Ia meneruskan gerakan ekspansi yang telah dimulai ayahnya. Pada tahun 834 M, ia
mengerahkan pasukan dalam jumlah besar ke daerah selatan pantai Prancis.
Pasukan ini berhasil menduduki Genoa dan wilayah sepanjang pantai Calabria.
Mereka melancarkan pembunuhan, penyiksaan, pembakaran kapal-kapal, dan merampas
budak-budak. Pada saat uang sama ia juga mengerahkan pasukannya ke Mesir, namun
pasukan ini berhasil dikalahkan oleh Dinasti Ihsidiyah sehingga mereka terusir
dari Alexandria. Di tengah kesuksesannya dalam ekspansi, al-Qa’im mendapat
perlawanan dari kalangan Khawarij yang melancarkan pemberontakan di bawah
pimpinan Abu Yazid Makad. Berkali-kali gerakan pemberontak ini mampu menahan
serangan pasukan Fatimiyah dalam peperangan yang berlangsung hampir tujuh
tahun.
Al-Qa’im
merupakan prajurit pemberani, hampir setiap ekspedisi militer dipimpinnya
secara langsung. Ia merupakan khalifah Fatimiyah pertama yang menguasai lautan
Tengah. Al-Qa’im meninggal pada tahun 946 M, ketika itu sedang terjadi
pemberontakan di Susa’ yang dipimpin oleh Abu Yazid. Al-Qa’im digantikan oleh
putranya yang bernama al-Manshur.
3.
Al-Manshur
(946-965 M)
Al-Manshur
mulai memegang jabatan khalifah ketika ayahnya mengumumkan pengangkatan sebagai
putra mahkota beberapa saat sebelum meninggal. Tak lama kemudian dia
memerintahkan pengiriman kapal yang dipenuhi makanan dan peralatan peran ke
Suez yang saat itu sedang dikepung oleh tentara Abu Yazid. Bantuan itu tiba di Suez
dua hari sebelum kematian al-Qa’im.

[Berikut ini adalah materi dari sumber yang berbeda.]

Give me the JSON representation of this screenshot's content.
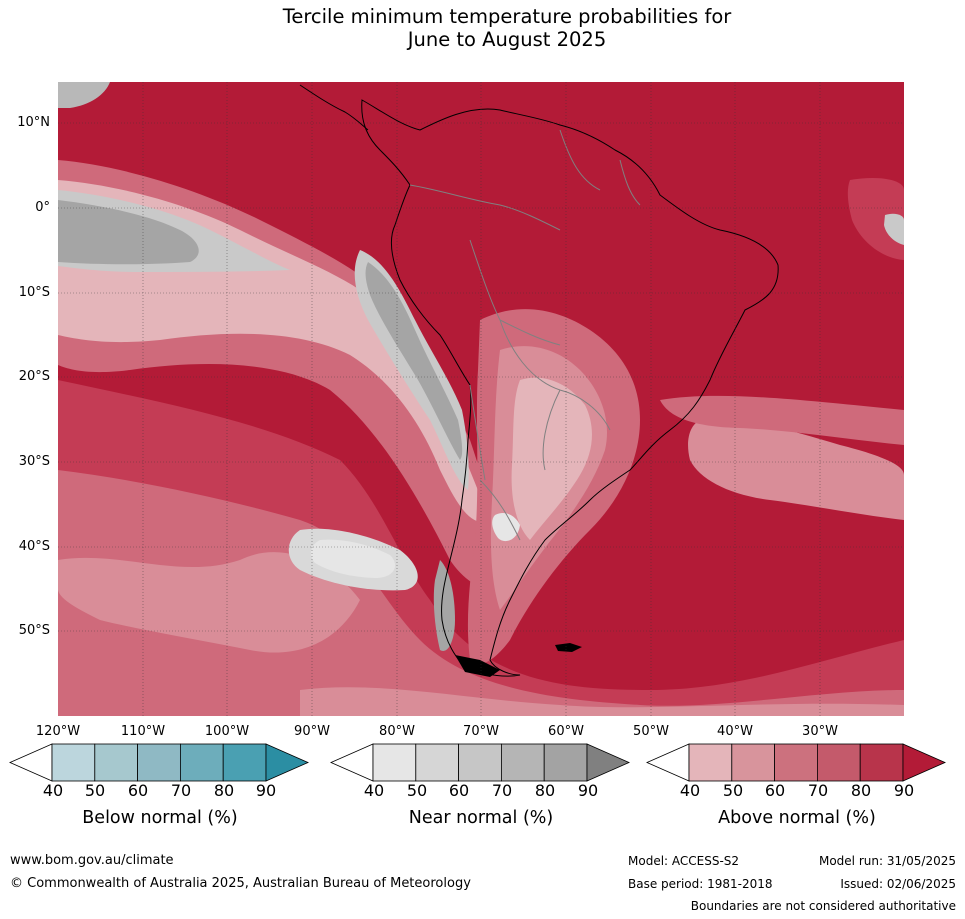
{
  "title": {
    "line1": "Tercile minimum temperature probabilities for",
    "line2": "June to August 2025"
  },
  "map": {
    "latitude_labels": [
      "10°N",
      "0°",
      "10°S",
      "20°S",
      "30°S",
      "40°S",
      "50°S"
    ],
    "longitude_labels": [
      "120°W",
      "110°W",
      "100°W",
      "90°W",
      "80°W",
      "70°W",
      "60°W",
      "50°W",
      "40°W",
      "30°W"
    ],
    "colors": {
      "above_90": "#b31b37",
      "above_80": "#c43c55",
      "above_70": "#cf6a7b",
      "above_60": "#d98d98",
      "above_50": "#e4b5ba",
      "near_90": "#7f7f7f",
      "near_80": "#a5a5a5",
      "near_70": "#b8b8b8",
      "near_60": "#c9c9c9",
      "near_50": "#d9d9d9",
      "near_40": "#e6e6e6",
      "below_40": "#bcd6dd",
      "coastline": "#000000",
      "borders": "#808080"
    }
  },
  "colorbars": [
    {
      "name": "below",
      "title": "Below normal (%)",
      "ticks": [
        "40",
        "50",
        "60",
        "70",
        "80",
        "90"
      ],
      "colors": [
        "#ffffff",
        "#bcd6dd",
        "#a6c8ce",
        "#8fb9c4",
        "#6dadbb",
        "#4aa0b2",
        "#2b8ea3"
      ]
    },
    {
      "name": "near",
      "title": "Near normal (%)",
      "ticks": [
        "40",
        "50",
        "60",
        "70",
        "80",
        "90"
      ],
      "colors": [
        "#ffffff",
        "#e6e6e6",
        "#d6d6d6",
        "#c6c6c6",
        "#b5b5b5",
        "#a3a3a3",
        "#808080"
      ]
    },
    {
      "name": "above",
      "title": "Above normal (%)",
      "ticks": [
        "40",
        "50",
        "60",
        "70",
        "80",
        "90"
      ],
      "colors": [
        "#ffffff",
        "#e4b5ba",
        "#d8949c",
        "#cc717e",
        "#c45a6b",
        "#b8344b",
        "#b31b37"
      ]
    }
  ],
  "footer": {
    "website": "www.bom.gov.au/climate",
    "copyright": "© Commonwealth of Australia 2025, Australian Bureau of Meteorology",
    "model": "Model: ACCESS-S2",
    "base_period": "Base period: 1981-2018",
    "model_run": "Model run: 31/05/2025",
    "issued": "Issued: 02/06/2025",
    "disclaimer": "Boundaries are not considered authoritative"
  }
}
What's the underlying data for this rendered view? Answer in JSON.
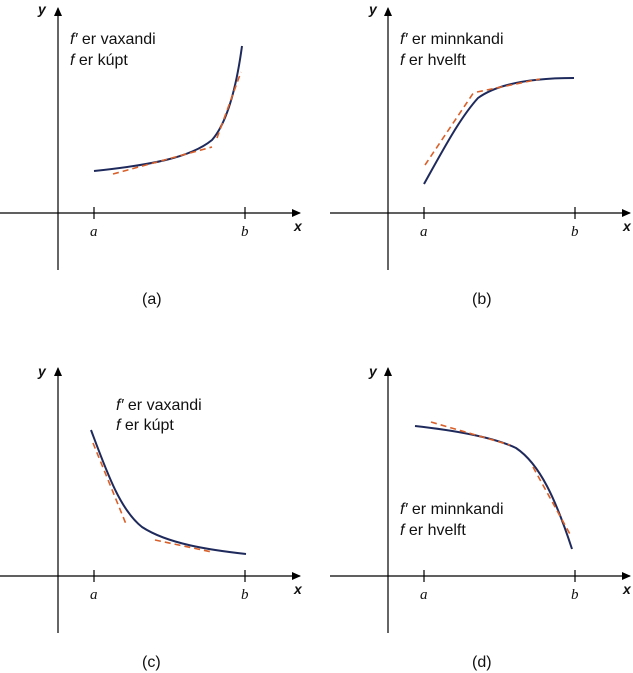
{
  "axes": {
    "x_label": "x",
    "y_label": "y",
    "a_label": "a",
    "b_label": "b"
  },
  "panels": [
    {
      "caption": "(a)",
      "note_line1_fn": "f′",
      "note_line1_text": " er vaxandi",
      "note_line2_fn": "f",
      "note_line2_text": " er kúpt"
    },
    {
      "caption": "(b)",
      "note_line1_fn": "f′",
      "note_line1_text": " er minnkandi",
      "note_line2_fn": "f",
      "note_line2_text": " er hvelft"
    },
    {
      "caption": "(c)",
      "note_line1_fn": "f′",
      "note_line1_text": " er vaxandi",
      "note_line2_fn": "f",
      "note_line2_text": " er kúpt"
    },
    {
      "caption": "(d)",
      "note_line1_fn": "f′",
      "note_line1_text": " er minnkandi",
      "note_line2_fn": "f",
      "note_line2_text": " er hvelft"
    }
  ],
  "colors": {
    "curve": "#1f2a5c",
    "tangent": "#d9602a"
  }
}
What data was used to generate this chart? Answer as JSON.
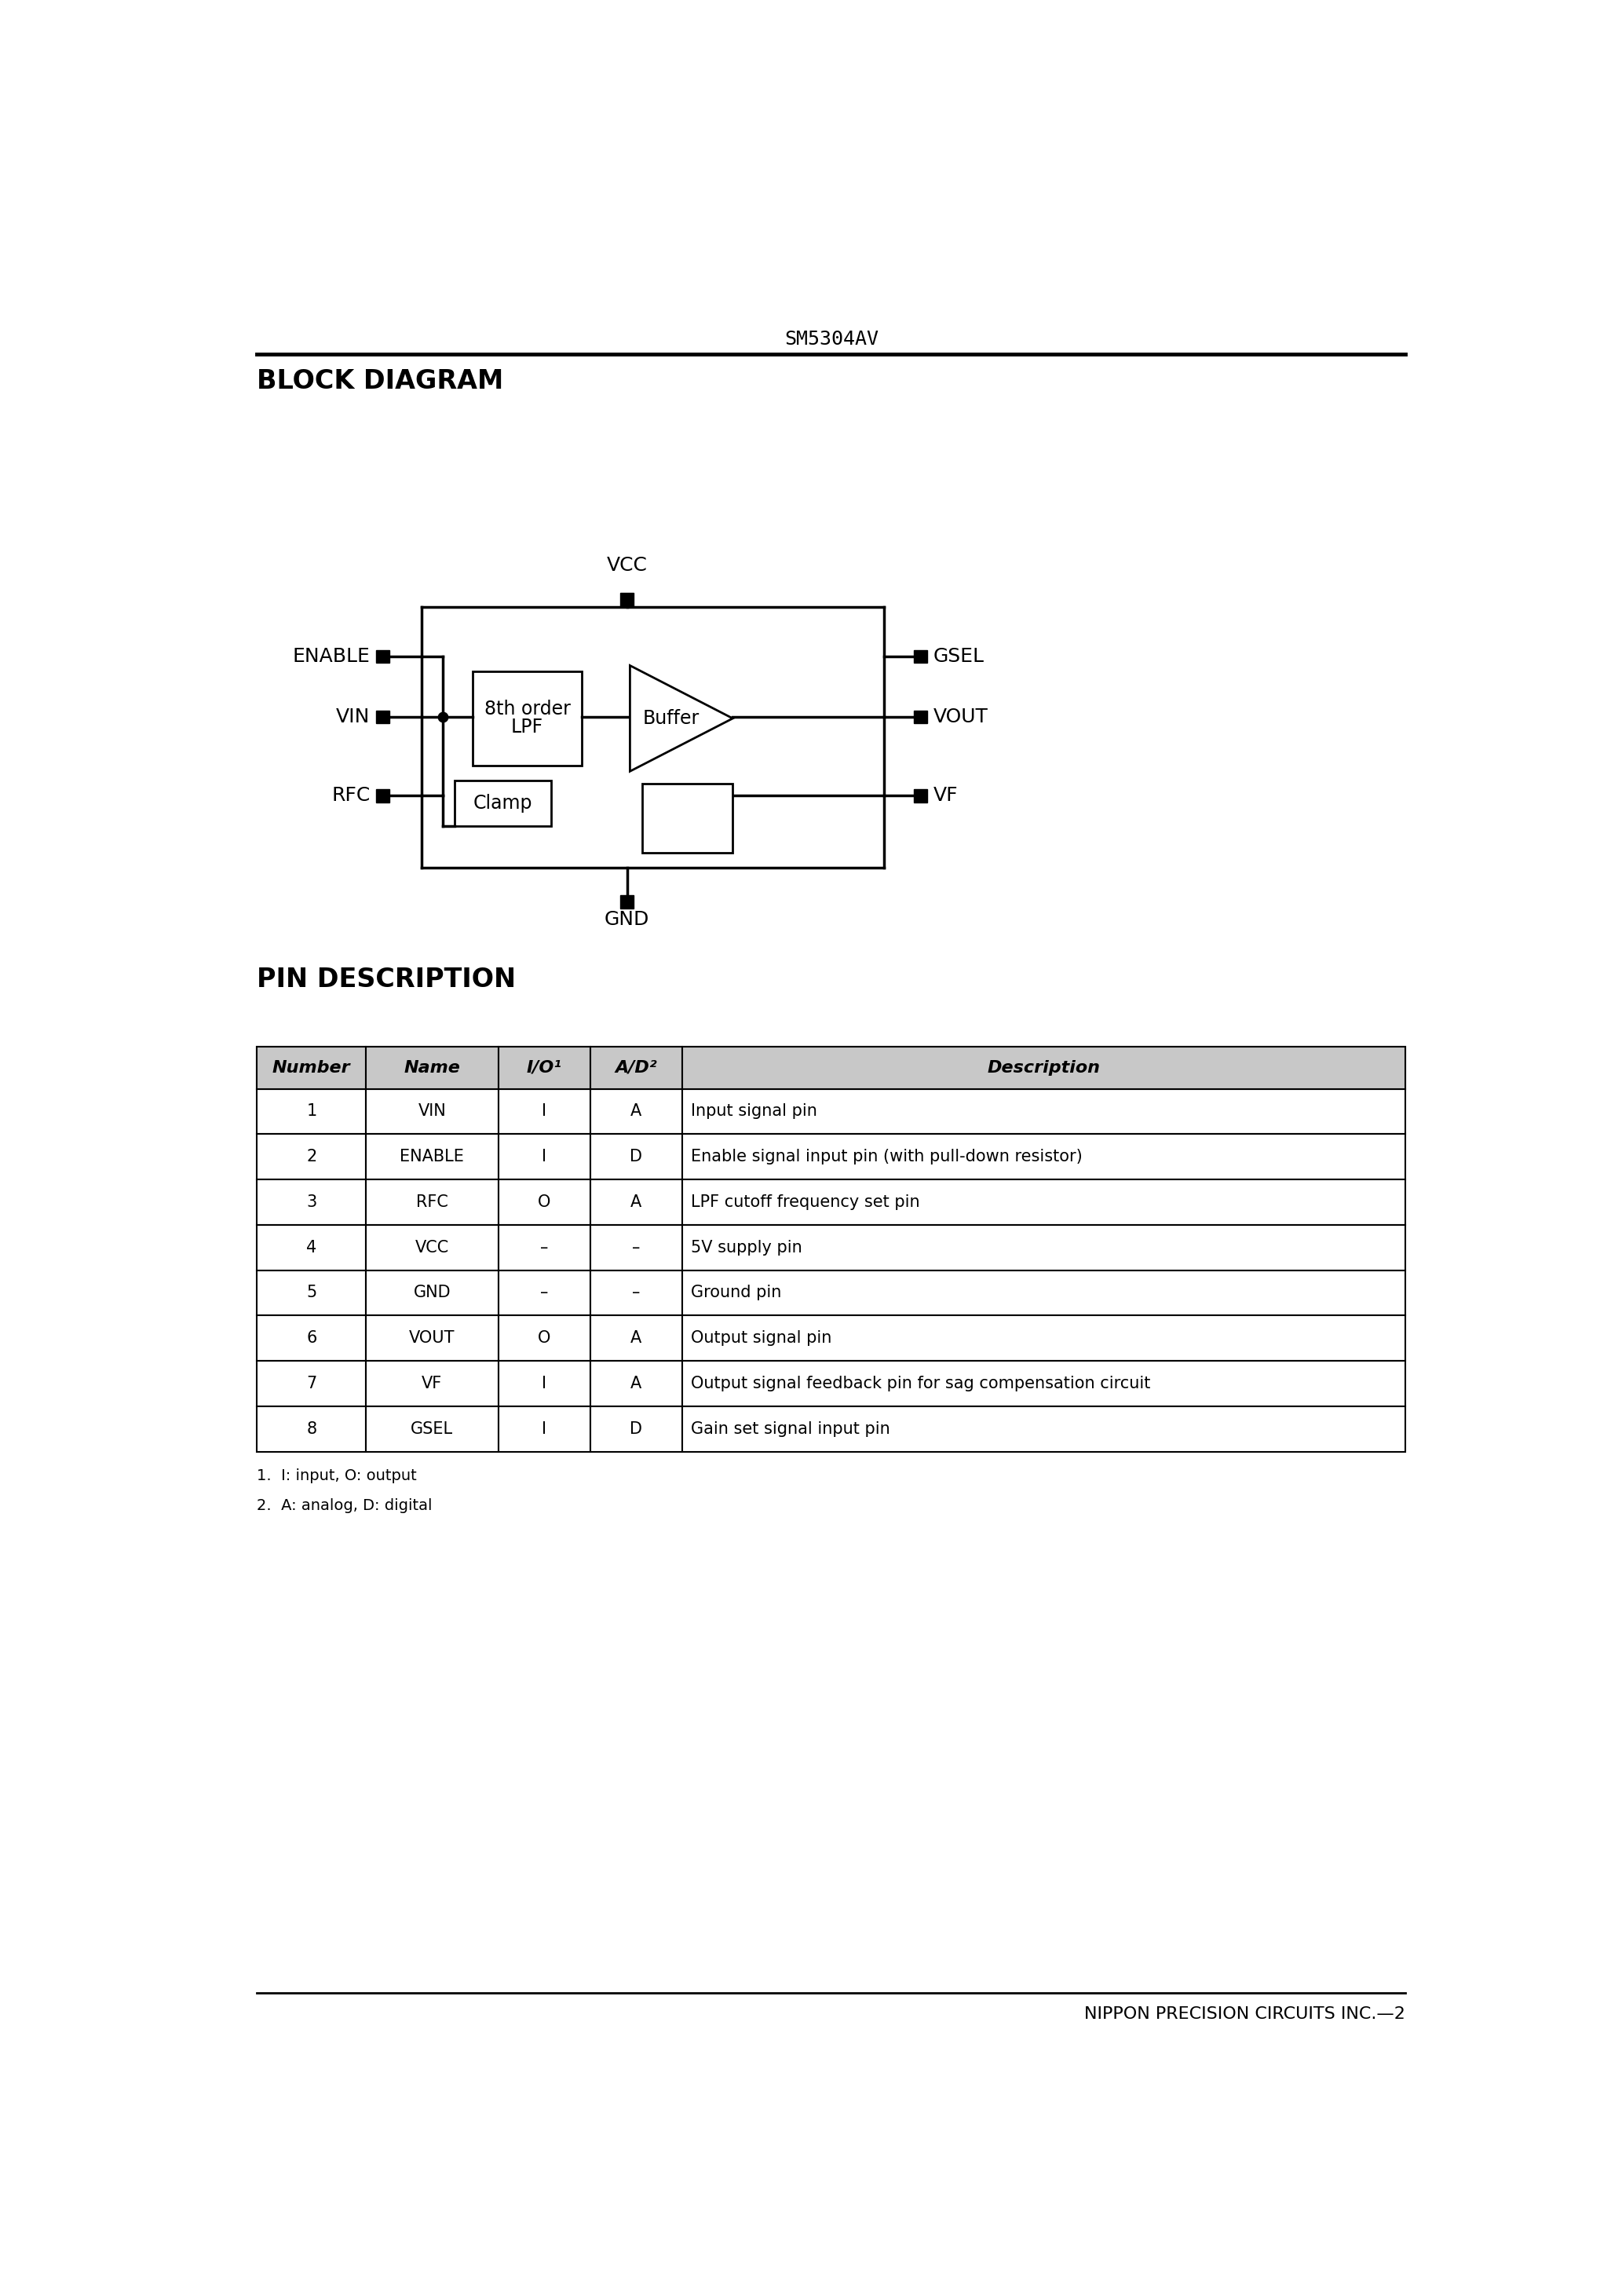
{
  "page_title": "SM5304AV",
  "footer_text": "NIPPON PRECISION CIRCUITS INC.—2",
  "section1_title": "BLOCK DIAGRAM",
  "section2_title": "PIN DESCRIPTION",
  "table": {
    "headers": [
      "Number",
      "Name",
      "I/O¹",
      "A/D²",
      "Description"
    ],
    "rows": [
      [
        "1",
        "VIN",
        "I",
        "A",
        "Input signal pin"
      ],
      [
        "2",
        "ENABLE",
        "I",
        "D",
        "Enable signal input pin (with pull-down resistor)"
      ],
      [
        "3",
        "RFC",
        "O",
        "A",
        "LPF cutoff frequency set pin"
      ],
      [
        "4",
        "VCC",
        "–",
        "–",
        "5V supply pin"
      ],
      [
        "5",
        "GND",
        "–",
        "–",
        "Ground pin"
      ],
      [
        "6",
        "VOUT",
        "O",
        "A",
        "Output signal pin"
      ],
      [
        "7",
        "VF",
        "I",
        "A",
        "Output signal feedback pin for sag compensation circuit"
      ],
      [
        "8",
        "GSEL",
        "I",
        "D",
        "Gain set signal input pin"
      ]
    ],
    "footnotes": [
      "1.  I: input, O: output",
      "2.  A: analog, D: digital"
    ]
  }
}
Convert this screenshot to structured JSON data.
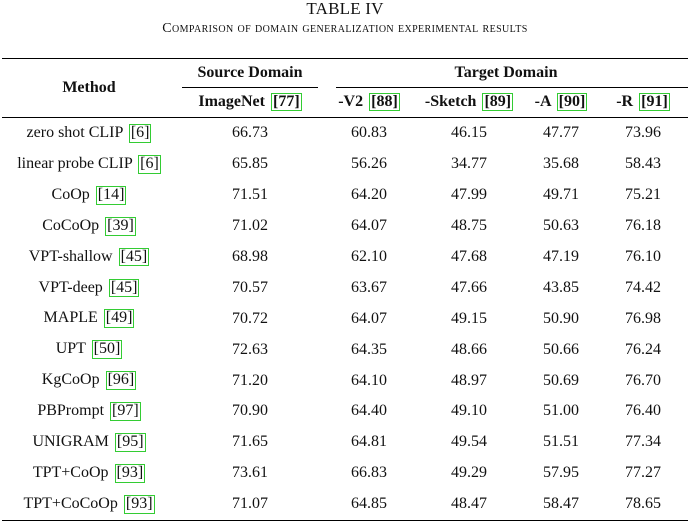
{
  "caption": {
    "label": "TABLE IV",
    "title": "Comparison of domain generalization experimental results"
  },
  "header": {
    "method": "Method",
    "source_domain": "Source Domain",
    "target_domain": "Target Domain",
    "columns": [
      {
        "name": "ImageNet",
        "cite": "[77]"
      },
      {
        "name": "-V2",
        "cite": "[88]"
      },
      {
        "name": "-Sketch",
        "cite": "[89]"
      },
      {
        "name": "-A",
        "cite": "[90]"
      },
      {
        "name": "-R",
        "cite": "[91]"
      }
    ]
  },
  "rows": [
    {
      "method": "zero shot CLIP",
      "cite": "[6]",
      "values": [
        "66.73",
        "60.83",
        "46.15",
        "47.77",
        "73.96"
      ]
    },
    {
      "method": "linear probe CLIP",
      "cite": "[6]",
      "values": [
        "65.85",
        "56.26",
        "34.77",
        "35.68",
        "58.43"
      ]
    },
    {
      "method": "CoOp",
      "cite": "[14]",
      "values": [
        "71.51",
        "64.20",
        "47.99",
        "49.71",
        "75.21"
      ]
    },
    {
      "method": "CoCoOp",
      "cite": "[39]",
      "values": [
        "71.02",
        "64.07",
        "48.75",
        "50.63",
        "76.18"
      ]
    },
    {
      "method": "VPT-shallow",
      "cite": "[45]",
      "values": [
        "68.98",
        "62.10",
        "47.68",
        "47.19",
        "76.10"
      ]
    },
    {
      "method": "VPT-deep",
      "cite": "[45]",
      "values": [
        "70.57",
        "63.67",
        "47.66",
        "43.85",
        "74.42"
      ]
    },
    {
      "method": "MAPLE",
      "cite": "[49]",
      "values": [
        "70.72",
        "64.07",
        "49.15",
        "50.90",
        "76.98"
      ]
    },
    {
      "method": "UPT",
      "cite": "[50]",
      "values": [
        "72.63",
        "64.35",
        "48.66",
        "50.66",
        "76.24"
      ]
    },
    {
      "method": "KgCoOp",
      "cite": "[96]",
      "values": [
        "71.20",
        "64.10",
        "48.97",
        "50.69",
        "76.70"
      ]
    },
    {
      "method": "PBPrompt",
      "cite": "[97]",
      "values": [
        "70.90",
        "64.40",
        "49.10",
        "51.00",
        "76.40"
      ]
    },
    {
      "method": "UNIGRAM",
      "cite": "[95]",
      "values": [
        "71.65",
        "64.81",
        "49.54",
        "51.51",
        "77.34"
      ]
    },
    {
      "method": "TPT+CoOp",
      "cite": "[93]",
      "values": [
        "73.61",
        "66.83",
        "49.29",
        "57.95",
        "77.27"
      ]
    },
    {
      "method": "TPT+CoCoOp",
      "cite": "[93]",
      "values": [
        "71.07",
        "64.85",
        "48.47",
        "58.47",
        "78.65"
      ]
    }
  ]
}
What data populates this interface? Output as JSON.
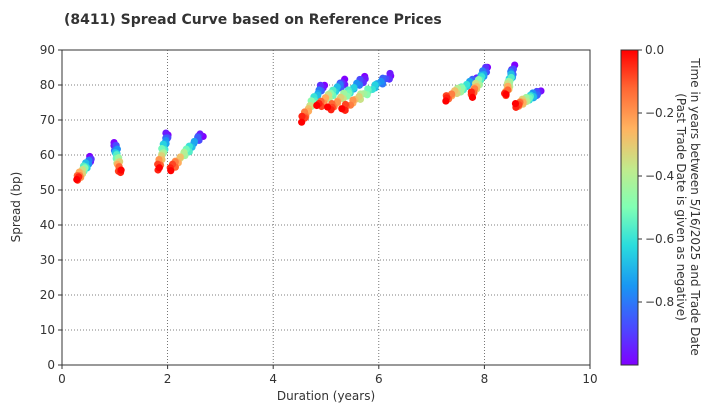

Sepekan setelah kematian ayahnya, al-Manshur
mempersiapkan diri memimpin pertempuran menumpas Abu Yazid dan pasukannya di
Suez melalui jalur darat. Namun Al-Manshur mengurungkan niatnya dan menunjuk
Kabun sebagai penggantinya. Al-Manshur juga memerintahkan Ya’qub bin Ishaq
menuju ke Suez melalui laut secara diam-diam. Dalam misi ini al-Manshur mampu
mengusir Abu Yazid dan pasukannya dari Suez. Abu Yazid dapat lolos dan
melarikan diri ke kota Qairuwan kemudian meneruskan perjalanan ke Kadiyah.
Pada
akhir 974 M di puncak Gunung Kiyanah, Abu Yazid dan pasukannya dapat dikepung
didalam kemahnya, dan menjelang malam hari seluruh perkemahan dibakar agar
tidak seorangpun yang dapat lolos, dan Abu Yazid dapat lolos namun dapat
ditangkap dalam keadaan penuh luka, akhirnya Abu Yazid meningggal ditengah
perjalanan saat akan dibawa ke Afrika.
Setelah
mampu mengembalikan stabilitas dalam negeri yang sempat hilang dibawah
al-Qa’im, al-Manshur memindahkan ibu kota Fatimiyah dari Mahdiyah ke
Manshuriyah, dari Manshuriyah al-Manshur berkonsentrasi mengalahkan dua
kompetitornya di dunia Islam yaitu para khalifah Abbasiyah dan para amir
Umayyah di Andalus. Al-Manshur juga berambisi menaklukkan para raja Nasrani
termasuk Bizantium, namun sebelum semuanya terwujud al-Manshur meninggal.
4.
Mu’iz
Lidinillah (965-975 M)
Ketika
al-Manshur meninggal, putranya yang bernama Abu Tamim Ma’ad menggantikan
kedudukannya sebagai khalifah dengan bergelar Mu’iz Lidinillah. Penobatan Mu’iz
sebagai khalifah keempat menandai era baru Daulah Fatimiyah, banyak
keberhasilan yang dicapainya. Pertama kali ia menerapkan untuk mengadakan
peninjauan ke seluruh penjuru wilayah kekuasaannya untuk mengetahui kondisi
yang sebenarnya. Selanjutnya Mu’iz menetapkan langkah-langkah yang harus
ditempuh demi terciptanya keadilan dan kemakmuran. Ia menghadapi gerakan
pemberontakan secara tuntas hingga mereka bersedia tunduk dalam kekuasaan
Mu’iz. Mu’iz menempuh kebijakan damai terhadap para pimpinan dan gubernur
dengan menjanjikan penghargaan kepada mereka yang menunjukkan loyalitasnya.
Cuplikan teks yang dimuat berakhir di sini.